Fiber Up!

A fiber-rich diet can work wonders on blood glucose and cholesterol levels

Eat. More. Fiber. Why? It provides a whole host of health benefits, including lowering your risk of diabetes and heart disease.

Understanding Fiber

Unlike carbohydrates, fats and proteins, dietary fiber can’t be digested by your body. It passes through your digestive tract and out of your body intact. There are two types of fiber. Soluble, which dissolves in water and helps lower cholesterol and blood glucose levels, can be found in apples, barley beans, carrots, citrus fruits, flaxseed, oats, peas and raspberries. Insoluble fiber doesn’t dissolve in water and helps move material through your digestive system, making it a good for folks who suffer from constipation. Cauliflower, green beans, nuts, potatoes, sunflower seeds and whole-wheat flour are excellent sources of insoluble fiber.
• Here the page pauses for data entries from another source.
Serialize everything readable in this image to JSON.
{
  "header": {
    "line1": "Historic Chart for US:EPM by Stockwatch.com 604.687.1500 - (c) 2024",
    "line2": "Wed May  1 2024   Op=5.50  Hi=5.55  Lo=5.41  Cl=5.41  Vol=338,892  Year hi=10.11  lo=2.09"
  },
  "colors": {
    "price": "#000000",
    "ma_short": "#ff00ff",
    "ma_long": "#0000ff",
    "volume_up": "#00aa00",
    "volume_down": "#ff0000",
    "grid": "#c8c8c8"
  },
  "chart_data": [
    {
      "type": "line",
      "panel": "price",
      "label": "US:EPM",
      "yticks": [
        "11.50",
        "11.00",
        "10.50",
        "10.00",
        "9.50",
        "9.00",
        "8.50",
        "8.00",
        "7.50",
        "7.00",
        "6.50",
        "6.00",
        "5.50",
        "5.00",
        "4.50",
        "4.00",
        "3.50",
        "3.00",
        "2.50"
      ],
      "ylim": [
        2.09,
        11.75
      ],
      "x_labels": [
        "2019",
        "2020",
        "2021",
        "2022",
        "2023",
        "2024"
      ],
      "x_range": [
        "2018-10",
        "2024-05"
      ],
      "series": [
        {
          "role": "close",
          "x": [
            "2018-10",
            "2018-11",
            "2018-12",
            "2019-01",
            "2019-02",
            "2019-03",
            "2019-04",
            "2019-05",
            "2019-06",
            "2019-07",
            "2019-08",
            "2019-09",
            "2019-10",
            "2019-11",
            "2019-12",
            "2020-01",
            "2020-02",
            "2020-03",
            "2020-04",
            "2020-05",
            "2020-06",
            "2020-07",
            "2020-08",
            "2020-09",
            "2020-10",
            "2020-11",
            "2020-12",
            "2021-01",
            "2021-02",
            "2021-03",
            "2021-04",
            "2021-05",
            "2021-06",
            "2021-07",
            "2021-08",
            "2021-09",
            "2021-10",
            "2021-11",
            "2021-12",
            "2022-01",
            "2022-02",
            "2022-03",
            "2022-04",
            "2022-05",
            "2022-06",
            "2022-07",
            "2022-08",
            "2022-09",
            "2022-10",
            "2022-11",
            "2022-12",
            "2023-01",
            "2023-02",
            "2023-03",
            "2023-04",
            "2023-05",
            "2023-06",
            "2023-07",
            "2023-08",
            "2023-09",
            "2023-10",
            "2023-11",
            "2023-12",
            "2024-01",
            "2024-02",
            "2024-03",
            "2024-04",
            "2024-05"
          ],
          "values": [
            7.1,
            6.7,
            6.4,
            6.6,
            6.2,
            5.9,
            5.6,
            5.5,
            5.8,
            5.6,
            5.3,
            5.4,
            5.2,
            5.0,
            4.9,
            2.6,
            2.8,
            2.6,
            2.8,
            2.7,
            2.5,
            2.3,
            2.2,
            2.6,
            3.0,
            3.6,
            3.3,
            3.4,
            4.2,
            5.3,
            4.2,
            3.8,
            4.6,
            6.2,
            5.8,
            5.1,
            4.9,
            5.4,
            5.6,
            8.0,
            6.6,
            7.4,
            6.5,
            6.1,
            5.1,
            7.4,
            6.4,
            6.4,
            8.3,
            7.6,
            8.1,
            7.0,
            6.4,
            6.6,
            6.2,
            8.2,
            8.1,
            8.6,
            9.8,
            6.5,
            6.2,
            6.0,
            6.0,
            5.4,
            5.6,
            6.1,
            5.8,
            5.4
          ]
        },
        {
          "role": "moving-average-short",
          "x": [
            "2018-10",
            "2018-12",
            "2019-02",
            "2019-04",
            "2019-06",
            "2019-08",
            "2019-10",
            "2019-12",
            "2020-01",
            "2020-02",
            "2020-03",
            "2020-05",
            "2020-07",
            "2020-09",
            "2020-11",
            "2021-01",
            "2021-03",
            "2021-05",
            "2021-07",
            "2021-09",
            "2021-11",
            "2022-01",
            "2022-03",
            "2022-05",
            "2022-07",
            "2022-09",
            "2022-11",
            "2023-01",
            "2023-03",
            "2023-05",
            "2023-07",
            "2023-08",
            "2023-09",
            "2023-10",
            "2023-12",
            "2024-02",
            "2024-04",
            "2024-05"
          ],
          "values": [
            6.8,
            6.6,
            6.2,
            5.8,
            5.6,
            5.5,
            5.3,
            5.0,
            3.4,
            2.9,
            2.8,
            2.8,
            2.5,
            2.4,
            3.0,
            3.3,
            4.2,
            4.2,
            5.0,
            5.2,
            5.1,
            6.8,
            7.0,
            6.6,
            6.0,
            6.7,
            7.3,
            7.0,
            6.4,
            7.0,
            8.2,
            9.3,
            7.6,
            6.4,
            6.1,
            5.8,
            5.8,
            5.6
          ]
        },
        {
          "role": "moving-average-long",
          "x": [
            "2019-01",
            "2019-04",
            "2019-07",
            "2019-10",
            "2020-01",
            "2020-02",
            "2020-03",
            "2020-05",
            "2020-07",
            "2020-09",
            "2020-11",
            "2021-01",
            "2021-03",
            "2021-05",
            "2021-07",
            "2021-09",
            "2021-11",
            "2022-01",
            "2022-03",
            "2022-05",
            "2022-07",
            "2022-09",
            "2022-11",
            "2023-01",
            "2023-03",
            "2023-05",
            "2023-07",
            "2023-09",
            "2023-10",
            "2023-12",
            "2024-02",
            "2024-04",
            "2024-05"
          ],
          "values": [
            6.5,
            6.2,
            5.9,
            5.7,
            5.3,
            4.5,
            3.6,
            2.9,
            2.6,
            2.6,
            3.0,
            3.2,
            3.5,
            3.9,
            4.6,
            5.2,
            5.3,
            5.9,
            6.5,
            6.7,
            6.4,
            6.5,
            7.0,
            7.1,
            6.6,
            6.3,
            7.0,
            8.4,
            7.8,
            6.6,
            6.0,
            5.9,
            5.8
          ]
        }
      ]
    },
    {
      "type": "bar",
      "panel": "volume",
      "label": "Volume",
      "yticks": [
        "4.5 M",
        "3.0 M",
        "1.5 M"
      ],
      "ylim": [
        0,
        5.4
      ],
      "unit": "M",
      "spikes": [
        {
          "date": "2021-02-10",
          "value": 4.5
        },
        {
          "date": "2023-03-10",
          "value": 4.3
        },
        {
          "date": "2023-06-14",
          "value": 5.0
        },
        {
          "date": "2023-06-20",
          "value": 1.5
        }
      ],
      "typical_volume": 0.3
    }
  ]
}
A Fiber-Rich Diet is Heart Healthy

According to the American Heart Association, a diet high in fiber-rich foods boosts heart health by lowering LDL (bad) cholesterol, which decreases cardiovascular risk. Insoluble fiber has even been found to slow the progression of heart disease in those most at risk of developing it.

A high-fiber diet also can prevent type 2 diabetes (or help better manage the disease in those who already have it) because it slows absorption of glucose. This is key because adults with type 2 diabetes are two to four times more likely to have heart disease than their sugar-free counterparts.

The Daily Recommended Dose of Fiber

The Institute of Medicine suggests that men age 50 and younger need 38 grams of fiber each day; women the same age should eat 25 grams daily. Men 51 or older need 30 grams; women the same age, 21 grams.